I'm running Scala code on Azure databricks well. Now I want to move this code from Azure notebook to eclipse.

  1. I install databricks connection following Microsoft document successfully. Pass databricks data connection test.
  2. I also installed SBT and import to my project in eclipse
  3. I create scala object in eclipse and also I import all jar files as external file in pyspark

package Student

import org.apache.spark.sql.DataFrame
import org.apache.spark.sql.SparkSession
import java.util.Properties
//import com.databricks.dbutils_v1.DBUtilsHolder.dbutils

object Test {
  
  def isTypeSame(df: DataFrame, name: String, coltype: String) = (df.schema(name).dataType.toString == coltype)
  def main(args: Array[String]){
    var Result = true
    val Borrowers = List(("col1", "StringType"),("col2", "StringType"),("col3", "DecimalType(38,18)"))
    val dfPcllcus22 = spark.read.format("parquet").load("/mnt/slraw/ServiceCenter=*******.parquet")
    
    if (Result == false) println("Test Fail, Please check") else println("Test Pass")  
  }
}

When I run this code in eclipse, it shows cannot find main class. But if I comment "val dfPcllcus22 = spark.read.format("parquet").load("/mnt/slraw/ServiceCenter=*******.parquet")", pass the test. So it seems spark.read.format cannot be recognized.

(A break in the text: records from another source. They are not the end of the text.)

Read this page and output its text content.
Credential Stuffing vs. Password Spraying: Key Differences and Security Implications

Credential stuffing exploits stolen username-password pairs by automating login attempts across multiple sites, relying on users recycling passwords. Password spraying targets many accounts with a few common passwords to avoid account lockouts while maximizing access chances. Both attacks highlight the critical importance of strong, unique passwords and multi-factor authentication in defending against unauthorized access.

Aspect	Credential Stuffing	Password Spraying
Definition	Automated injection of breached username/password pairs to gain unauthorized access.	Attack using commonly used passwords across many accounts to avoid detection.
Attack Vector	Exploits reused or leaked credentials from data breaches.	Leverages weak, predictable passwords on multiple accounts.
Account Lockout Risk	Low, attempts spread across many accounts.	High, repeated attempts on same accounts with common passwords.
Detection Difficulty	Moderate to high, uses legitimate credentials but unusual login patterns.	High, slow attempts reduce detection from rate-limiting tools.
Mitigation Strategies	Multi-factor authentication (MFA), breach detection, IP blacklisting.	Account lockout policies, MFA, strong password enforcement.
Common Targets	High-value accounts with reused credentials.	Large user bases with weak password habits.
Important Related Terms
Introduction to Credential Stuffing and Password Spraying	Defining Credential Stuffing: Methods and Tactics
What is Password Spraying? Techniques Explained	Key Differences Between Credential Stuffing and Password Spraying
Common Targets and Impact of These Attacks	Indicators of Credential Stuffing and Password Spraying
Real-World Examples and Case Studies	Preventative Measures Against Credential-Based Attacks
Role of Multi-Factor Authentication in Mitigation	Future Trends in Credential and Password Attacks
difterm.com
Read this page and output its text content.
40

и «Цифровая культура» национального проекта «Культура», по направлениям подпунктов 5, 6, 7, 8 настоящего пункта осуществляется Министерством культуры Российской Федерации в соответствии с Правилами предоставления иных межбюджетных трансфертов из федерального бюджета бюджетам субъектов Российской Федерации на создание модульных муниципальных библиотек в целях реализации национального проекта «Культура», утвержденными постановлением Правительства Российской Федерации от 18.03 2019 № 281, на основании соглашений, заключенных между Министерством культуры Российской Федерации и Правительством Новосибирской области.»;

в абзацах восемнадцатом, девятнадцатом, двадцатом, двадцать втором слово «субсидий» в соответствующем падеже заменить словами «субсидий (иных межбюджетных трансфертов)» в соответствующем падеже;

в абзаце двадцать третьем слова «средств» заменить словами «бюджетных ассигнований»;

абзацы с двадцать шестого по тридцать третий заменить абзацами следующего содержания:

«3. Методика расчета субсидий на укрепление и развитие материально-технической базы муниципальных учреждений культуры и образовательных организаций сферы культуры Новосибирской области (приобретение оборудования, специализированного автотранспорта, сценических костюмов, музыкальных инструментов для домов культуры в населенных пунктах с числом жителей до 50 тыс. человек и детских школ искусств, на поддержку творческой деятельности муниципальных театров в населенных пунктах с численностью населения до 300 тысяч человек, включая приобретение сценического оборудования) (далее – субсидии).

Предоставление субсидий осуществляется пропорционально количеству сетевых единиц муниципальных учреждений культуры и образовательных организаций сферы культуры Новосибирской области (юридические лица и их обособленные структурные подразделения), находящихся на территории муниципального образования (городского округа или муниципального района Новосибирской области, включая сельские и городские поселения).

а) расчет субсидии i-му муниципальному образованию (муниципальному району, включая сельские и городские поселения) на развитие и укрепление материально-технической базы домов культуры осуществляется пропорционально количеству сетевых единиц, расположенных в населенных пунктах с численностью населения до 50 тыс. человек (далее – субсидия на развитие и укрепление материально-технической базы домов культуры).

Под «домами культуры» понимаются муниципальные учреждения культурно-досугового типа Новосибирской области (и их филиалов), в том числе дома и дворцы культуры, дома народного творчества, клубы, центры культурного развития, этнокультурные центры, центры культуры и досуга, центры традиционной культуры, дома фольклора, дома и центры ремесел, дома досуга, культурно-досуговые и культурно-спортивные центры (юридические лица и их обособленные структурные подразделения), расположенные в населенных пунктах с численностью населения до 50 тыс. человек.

I'm new to Scala and DataBricks. I was researching result for several days but still cannot solve it. If anyone can help, really appreciate. Environment is a bit complicated to me, if more information required, please let me know


Solution

  • SparkSession is needed to run your code in eclipse, since your provided code does not have this line for SparkSession creation leads to an error,

    val spark = SparkSession.builder.appName("SparkDBFSParquet").master("local[*]".getOrCreate()
    

    Please add this line and run the code and it should work.